Having published a prize-winning French novel, the Algerian journalist Kamel Daoud began receiving invitations to write for European and American papers. Now he has become a target of condemnation—most notably in an open letter by a group of nineteen professors in France. The reason: he has criticized Saudi Arabia, labeled attitudes toward women in Arab countries as “sick,” and otherwise challenged the orthodoxies of his erstwhile patrons on the Western left. Paul Berman and Michael Walzer write:
The denunciations of Daoud are . . . doubly distressing because they conform to a pattern that has become familiar. It goes like this: a writer with liberal ideas emerges from a background in Muslim countries, or perhaps lives there now. The writer proposes criticisms of Islam as it is practiced, or of sexual repression under Islamic domination (a major theme), or of the Islamist movement. The criticisms seem blasphemous to the Islamists and the reactionary imams, who respond in their characteristic fashion.

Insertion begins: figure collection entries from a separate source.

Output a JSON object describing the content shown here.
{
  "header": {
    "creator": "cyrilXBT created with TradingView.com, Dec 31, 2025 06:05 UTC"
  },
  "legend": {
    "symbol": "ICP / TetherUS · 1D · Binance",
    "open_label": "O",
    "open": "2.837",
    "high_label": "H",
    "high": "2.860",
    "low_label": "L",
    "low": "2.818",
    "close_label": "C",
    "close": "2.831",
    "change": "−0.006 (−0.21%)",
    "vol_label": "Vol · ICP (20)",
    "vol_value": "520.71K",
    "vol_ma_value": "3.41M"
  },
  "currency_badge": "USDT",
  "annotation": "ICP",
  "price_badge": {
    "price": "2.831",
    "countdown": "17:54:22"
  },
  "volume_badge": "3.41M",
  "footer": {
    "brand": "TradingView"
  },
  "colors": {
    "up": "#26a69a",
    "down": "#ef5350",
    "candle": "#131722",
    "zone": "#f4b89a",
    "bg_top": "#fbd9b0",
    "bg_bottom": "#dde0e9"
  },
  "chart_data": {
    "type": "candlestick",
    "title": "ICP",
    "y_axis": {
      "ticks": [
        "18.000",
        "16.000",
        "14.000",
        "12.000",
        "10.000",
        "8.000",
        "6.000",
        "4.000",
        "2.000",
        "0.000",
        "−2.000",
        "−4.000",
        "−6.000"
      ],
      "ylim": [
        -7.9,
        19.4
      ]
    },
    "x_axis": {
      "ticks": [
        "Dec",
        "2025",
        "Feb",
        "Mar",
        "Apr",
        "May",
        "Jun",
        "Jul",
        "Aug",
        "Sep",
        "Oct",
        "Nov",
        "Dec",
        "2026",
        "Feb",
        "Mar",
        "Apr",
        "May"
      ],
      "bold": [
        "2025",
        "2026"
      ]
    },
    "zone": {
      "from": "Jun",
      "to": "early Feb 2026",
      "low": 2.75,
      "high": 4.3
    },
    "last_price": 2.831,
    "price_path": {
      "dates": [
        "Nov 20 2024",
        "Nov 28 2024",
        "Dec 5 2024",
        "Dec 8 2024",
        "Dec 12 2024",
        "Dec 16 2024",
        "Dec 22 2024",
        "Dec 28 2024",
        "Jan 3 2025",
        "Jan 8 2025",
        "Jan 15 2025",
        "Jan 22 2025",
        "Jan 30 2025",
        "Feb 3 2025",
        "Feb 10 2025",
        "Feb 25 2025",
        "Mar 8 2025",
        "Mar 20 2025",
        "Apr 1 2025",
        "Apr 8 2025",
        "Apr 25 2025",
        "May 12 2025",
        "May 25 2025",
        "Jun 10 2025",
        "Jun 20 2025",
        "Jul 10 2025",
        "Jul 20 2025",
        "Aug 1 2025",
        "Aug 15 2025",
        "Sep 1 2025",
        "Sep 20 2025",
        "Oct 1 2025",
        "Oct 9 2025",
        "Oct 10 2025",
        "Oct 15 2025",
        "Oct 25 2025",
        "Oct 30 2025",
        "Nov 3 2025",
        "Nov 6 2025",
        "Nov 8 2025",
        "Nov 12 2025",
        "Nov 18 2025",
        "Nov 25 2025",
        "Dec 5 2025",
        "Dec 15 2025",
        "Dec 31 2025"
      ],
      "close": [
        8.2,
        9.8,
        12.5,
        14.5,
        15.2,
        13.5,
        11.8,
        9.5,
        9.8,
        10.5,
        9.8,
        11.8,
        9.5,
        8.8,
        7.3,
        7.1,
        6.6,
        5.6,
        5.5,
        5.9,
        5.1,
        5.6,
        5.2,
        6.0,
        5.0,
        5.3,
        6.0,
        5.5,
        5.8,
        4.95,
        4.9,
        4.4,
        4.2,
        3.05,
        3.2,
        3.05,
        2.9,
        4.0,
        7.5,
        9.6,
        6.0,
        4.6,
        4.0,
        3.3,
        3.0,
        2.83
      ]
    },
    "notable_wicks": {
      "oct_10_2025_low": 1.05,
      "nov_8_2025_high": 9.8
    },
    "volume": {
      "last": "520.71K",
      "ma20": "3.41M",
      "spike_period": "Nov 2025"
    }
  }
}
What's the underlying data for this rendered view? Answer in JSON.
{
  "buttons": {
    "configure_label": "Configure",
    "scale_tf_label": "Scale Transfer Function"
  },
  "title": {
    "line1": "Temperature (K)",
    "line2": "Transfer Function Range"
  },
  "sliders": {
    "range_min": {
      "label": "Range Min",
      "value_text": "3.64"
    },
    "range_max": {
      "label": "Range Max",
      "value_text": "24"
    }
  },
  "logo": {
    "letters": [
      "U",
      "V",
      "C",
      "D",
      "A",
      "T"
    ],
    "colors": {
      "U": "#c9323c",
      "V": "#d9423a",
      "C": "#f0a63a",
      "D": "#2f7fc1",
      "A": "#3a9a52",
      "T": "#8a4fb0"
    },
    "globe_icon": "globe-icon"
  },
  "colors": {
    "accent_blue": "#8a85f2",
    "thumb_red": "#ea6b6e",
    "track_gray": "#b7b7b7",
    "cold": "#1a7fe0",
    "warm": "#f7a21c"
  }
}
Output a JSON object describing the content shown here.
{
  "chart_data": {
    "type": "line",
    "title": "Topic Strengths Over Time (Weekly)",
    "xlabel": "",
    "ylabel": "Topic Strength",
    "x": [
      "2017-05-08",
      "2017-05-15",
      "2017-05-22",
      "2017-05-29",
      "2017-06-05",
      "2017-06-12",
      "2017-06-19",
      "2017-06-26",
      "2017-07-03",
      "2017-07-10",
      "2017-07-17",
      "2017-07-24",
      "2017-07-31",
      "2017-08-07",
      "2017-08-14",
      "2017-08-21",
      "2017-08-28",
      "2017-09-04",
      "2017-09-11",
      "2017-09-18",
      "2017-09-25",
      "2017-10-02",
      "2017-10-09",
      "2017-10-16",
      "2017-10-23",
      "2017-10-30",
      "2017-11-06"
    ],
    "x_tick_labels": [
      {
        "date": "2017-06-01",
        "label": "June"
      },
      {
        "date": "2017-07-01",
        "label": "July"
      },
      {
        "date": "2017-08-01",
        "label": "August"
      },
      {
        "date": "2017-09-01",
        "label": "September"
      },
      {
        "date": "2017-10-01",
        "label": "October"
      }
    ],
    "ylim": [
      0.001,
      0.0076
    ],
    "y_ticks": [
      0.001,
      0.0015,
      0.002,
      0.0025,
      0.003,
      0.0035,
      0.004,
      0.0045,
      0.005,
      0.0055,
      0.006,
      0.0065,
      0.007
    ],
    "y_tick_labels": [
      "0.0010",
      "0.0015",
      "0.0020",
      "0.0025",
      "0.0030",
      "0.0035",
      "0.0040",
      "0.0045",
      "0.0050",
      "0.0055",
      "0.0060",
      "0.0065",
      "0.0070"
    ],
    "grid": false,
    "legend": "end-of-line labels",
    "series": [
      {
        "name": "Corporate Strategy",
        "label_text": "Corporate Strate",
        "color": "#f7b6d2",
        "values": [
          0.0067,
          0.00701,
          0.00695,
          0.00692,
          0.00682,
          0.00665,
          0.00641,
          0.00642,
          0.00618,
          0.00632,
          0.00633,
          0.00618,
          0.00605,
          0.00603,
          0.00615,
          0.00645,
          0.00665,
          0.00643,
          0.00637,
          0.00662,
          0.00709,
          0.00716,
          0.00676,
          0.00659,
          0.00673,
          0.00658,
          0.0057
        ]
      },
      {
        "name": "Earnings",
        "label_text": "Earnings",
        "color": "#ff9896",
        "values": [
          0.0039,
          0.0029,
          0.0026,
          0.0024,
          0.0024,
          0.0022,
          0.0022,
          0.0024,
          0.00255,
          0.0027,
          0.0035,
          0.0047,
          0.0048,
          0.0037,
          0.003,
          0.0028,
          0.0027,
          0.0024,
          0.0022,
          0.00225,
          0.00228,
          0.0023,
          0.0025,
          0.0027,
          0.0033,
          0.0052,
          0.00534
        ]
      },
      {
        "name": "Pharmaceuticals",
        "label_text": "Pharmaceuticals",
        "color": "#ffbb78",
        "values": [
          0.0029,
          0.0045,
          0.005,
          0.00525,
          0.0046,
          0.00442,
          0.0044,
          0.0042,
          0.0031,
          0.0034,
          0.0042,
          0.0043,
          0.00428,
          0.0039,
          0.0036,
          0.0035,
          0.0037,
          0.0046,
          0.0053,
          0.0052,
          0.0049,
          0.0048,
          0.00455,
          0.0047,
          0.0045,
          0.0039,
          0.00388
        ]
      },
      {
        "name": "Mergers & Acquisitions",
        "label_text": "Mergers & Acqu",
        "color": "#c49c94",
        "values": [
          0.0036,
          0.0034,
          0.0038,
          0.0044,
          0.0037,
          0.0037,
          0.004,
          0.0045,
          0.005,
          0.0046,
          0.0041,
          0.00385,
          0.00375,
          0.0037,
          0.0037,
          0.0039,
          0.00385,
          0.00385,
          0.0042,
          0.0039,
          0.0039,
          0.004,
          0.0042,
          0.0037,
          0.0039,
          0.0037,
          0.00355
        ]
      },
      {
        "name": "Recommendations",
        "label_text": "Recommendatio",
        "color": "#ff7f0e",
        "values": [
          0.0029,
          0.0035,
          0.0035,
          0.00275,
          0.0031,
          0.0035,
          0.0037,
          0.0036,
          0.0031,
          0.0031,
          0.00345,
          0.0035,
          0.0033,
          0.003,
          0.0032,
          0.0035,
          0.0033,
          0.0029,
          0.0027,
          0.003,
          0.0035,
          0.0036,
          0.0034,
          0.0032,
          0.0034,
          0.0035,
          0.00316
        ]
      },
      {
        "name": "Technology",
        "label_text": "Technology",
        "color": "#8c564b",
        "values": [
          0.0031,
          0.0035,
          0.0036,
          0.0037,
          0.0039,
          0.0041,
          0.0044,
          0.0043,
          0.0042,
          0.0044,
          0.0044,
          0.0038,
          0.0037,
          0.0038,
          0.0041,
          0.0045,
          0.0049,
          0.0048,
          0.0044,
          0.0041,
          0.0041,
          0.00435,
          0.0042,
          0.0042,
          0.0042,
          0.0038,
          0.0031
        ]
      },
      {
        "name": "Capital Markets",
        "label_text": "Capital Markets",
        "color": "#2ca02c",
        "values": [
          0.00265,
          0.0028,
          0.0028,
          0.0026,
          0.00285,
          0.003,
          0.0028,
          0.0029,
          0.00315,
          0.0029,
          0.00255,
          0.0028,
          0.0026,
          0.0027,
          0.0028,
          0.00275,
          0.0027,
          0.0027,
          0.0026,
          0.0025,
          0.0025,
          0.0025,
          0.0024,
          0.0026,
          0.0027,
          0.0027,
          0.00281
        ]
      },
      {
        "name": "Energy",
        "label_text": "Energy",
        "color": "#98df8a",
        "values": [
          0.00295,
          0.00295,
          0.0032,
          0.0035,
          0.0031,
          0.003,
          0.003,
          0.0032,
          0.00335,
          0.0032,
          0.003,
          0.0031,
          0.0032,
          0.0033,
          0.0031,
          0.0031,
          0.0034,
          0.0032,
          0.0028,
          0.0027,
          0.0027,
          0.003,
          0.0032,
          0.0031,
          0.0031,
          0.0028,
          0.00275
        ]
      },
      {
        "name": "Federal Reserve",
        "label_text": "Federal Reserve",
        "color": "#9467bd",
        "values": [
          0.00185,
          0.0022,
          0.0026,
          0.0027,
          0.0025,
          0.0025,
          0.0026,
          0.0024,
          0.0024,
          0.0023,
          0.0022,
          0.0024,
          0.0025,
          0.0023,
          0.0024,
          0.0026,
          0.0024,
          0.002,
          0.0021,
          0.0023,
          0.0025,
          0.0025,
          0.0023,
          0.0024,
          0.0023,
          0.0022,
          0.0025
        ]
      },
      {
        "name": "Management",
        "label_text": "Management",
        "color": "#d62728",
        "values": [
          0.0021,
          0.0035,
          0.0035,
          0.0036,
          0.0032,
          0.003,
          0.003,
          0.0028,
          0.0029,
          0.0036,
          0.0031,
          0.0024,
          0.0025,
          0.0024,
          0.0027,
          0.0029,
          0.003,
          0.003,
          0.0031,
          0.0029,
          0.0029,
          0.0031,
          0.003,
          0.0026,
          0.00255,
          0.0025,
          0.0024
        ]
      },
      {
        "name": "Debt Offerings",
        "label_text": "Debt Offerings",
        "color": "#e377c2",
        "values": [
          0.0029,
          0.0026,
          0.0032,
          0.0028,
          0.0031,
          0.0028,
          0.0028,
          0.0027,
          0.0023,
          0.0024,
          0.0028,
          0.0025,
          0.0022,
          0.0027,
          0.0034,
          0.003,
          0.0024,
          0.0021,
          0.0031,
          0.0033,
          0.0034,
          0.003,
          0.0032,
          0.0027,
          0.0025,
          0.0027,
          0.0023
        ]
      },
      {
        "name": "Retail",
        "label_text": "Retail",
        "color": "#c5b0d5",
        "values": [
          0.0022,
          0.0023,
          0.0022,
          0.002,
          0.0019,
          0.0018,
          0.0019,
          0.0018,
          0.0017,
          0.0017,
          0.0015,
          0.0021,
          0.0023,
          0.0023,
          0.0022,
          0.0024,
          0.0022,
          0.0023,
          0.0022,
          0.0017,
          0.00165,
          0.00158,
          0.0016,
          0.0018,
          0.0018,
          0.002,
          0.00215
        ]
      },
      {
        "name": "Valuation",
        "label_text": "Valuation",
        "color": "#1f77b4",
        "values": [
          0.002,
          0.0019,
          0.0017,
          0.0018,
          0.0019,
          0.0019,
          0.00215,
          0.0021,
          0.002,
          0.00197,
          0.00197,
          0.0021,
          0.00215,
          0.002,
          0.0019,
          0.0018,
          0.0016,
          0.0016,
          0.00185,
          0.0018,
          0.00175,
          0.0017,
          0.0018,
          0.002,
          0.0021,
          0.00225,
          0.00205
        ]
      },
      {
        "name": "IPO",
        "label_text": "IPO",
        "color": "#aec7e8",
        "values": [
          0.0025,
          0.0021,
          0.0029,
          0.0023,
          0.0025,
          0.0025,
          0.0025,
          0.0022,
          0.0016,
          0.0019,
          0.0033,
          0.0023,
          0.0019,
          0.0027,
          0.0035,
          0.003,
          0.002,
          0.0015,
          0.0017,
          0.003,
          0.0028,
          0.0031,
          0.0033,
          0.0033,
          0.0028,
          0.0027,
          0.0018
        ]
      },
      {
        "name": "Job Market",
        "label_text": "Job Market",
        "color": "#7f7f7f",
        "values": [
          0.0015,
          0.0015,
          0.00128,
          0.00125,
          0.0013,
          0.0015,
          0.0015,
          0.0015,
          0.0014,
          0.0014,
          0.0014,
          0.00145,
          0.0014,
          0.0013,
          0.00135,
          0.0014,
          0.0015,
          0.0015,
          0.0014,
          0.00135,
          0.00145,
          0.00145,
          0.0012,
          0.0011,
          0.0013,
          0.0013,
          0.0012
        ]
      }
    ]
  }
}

In the Western countries, intellectuals who mostly think of themselves as progressive make their own inquiry into the writer and his or her ideas. They hope to find oblique and reticent criticisms of a sort that they themselves produce. But they find something else—criticisms that are angrier and more vehement, or more sweeping, or more direct.
The Western intellectuals, some of them, recoil in consternation. And, as if liberated from their reticence, they issue their own condemnation of the offending writer, not on grounds of blasphemy but on grounds that purport to be left-wing. The Western intellectuals accuse the liberal from the Muslim world of being a racist against Muslims, or an Islamophobe, or a “native informant” and a tool of imperialism. Sometimes they accuse the liberal from the Muslim world of stupidity, too, or lack of talent.